A copy of the ruling in the case of Reddick v. Capouano, Beckman, Russell & Burnett can be accessed by clicking here.
It’s at this point that I normally try to provide some background details about the case, because usually the background details can be summarized in a few sentences. In this case, though, the background of the case takes more than 12 pages to summarize, so I don’t think I can adequately do it justice by using a few sentences to provide some details about what happened. But let me give it a go…

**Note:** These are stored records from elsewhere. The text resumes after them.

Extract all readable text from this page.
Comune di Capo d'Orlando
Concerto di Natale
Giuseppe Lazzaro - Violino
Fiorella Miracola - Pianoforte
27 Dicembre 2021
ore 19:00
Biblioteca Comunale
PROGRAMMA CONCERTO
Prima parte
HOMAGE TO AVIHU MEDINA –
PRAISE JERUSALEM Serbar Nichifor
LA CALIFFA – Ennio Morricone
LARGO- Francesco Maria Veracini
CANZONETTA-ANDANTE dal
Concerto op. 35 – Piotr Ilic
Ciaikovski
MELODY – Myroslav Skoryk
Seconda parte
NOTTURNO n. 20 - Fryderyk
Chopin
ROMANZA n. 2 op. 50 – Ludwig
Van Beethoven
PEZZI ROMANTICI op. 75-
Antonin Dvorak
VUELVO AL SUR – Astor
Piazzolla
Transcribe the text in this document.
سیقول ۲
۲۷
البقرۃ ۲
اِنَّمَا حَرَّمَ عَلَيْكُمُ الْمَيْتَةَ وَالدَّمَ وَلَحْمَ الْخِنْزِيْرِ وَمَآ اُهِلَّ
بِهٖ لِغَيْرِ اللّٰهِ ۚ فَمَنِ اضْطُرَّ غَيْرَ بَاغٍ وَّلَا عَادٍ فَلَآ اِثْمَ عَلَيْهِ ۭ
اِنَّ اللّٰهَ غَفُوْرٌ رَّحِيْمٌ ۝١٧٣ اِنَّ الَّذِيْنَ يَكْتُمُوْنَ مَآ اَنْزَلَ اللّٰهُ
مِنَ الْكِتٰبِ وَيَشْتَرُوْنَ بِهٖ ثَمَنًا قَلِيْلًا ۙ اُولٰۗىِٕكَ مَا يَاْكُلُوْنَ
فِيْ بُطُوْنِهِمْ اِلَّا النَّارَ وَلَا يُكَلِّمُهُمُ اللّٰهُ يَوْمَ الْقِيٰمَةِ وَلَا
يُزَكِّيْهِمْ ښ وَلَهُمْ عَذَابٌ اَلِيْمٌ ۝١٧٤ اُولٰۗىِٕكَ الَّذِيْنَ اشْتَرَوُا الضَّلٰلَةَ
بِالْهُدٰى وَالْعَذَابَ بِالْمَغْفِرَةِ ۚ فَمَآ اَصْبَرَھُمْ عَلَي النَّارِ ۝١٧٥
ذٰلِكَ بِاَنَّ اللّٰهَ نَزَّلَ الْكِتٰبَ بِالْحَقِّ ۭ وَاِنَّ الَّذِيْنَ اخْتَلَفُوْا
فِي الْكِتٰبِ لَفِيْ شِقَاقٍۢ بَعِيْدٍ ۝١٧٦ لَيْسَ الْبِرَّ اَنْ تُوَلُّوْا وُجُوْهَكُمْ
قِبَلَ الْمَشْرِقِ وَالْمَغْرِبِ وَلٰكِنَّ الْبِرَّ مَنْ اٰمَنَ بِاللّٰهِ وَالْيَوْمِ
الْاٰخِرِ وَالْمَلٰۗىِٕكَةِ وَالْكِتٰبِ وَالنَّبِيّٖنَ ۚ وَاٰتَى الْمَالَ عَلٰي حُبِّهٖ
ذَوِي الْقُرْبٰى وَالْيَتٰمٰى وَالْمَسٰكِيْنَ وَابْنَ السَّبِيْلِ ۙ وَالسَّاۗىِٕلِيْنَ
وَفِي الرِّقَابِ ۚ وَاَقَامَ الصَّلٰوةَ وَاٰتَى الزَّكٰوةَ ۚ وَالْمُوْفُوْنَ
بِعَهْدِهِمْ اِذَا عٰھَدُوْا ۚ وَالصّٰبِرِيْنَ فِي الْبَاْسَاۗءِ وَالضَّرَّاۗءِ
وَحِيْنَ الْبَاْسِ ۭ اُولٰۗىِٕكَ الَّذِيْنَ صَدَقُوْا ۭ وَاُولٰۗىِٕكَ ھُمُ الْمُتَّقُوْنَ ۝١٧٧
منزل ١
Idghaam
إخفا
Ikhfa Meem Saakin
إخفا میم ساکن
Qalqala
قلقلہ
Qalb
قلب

Suffice to say, a husband and wife had a family account with a dental practice. The dental practice considered the husband to be responsible for the account. The couple divorced and in the divorce settlement, the husband agreed to be responsible for any debts or liabilities. The husband was sued by the defendant years later, but the husband claimed the debt was incurred by his ex-wife after they separated. The husband sued the defendant, accusing it of violating Sections 1692e(2), 1692e(5), 1692e(10), and 1692f(1) of the FDCPA for taking action to collect a debt that the defendant knew the husband was not responsible for, and because the statute of limitations had expired.
A Magistrate judge granted summary judgment in favor of the defendant, which the plaintiff appealed to the Eleventh Circuit.
After first making short work of affirming the lower court’s ruling that the defendant was ultimately responsible for his ex-wife’s debt, the Appeals Court turned to the issue of the statute of limitations. The plaintiff attempted to argue that the wrong statute of limitations was applied, and even if the original six-year statute was applied, that it was applied incorrectly, but the Eleventh Circuit saw it differently.
“Even viewing the record in light most favorable to [the plaintiff], there is no evidence demonstrating that the small claims lawsuit for collection of the [underlying] debt was filed outside of the six-year limitations period — either as an action to recover money upon an account stated or as an action to recover money upon [the plaintiff’s] breach of contract when he failed to pay following [the original creditor’s] September 2012 demand for payment — and
therefore time-barred in violation of the FDCPA,” the Appeals Court wrote.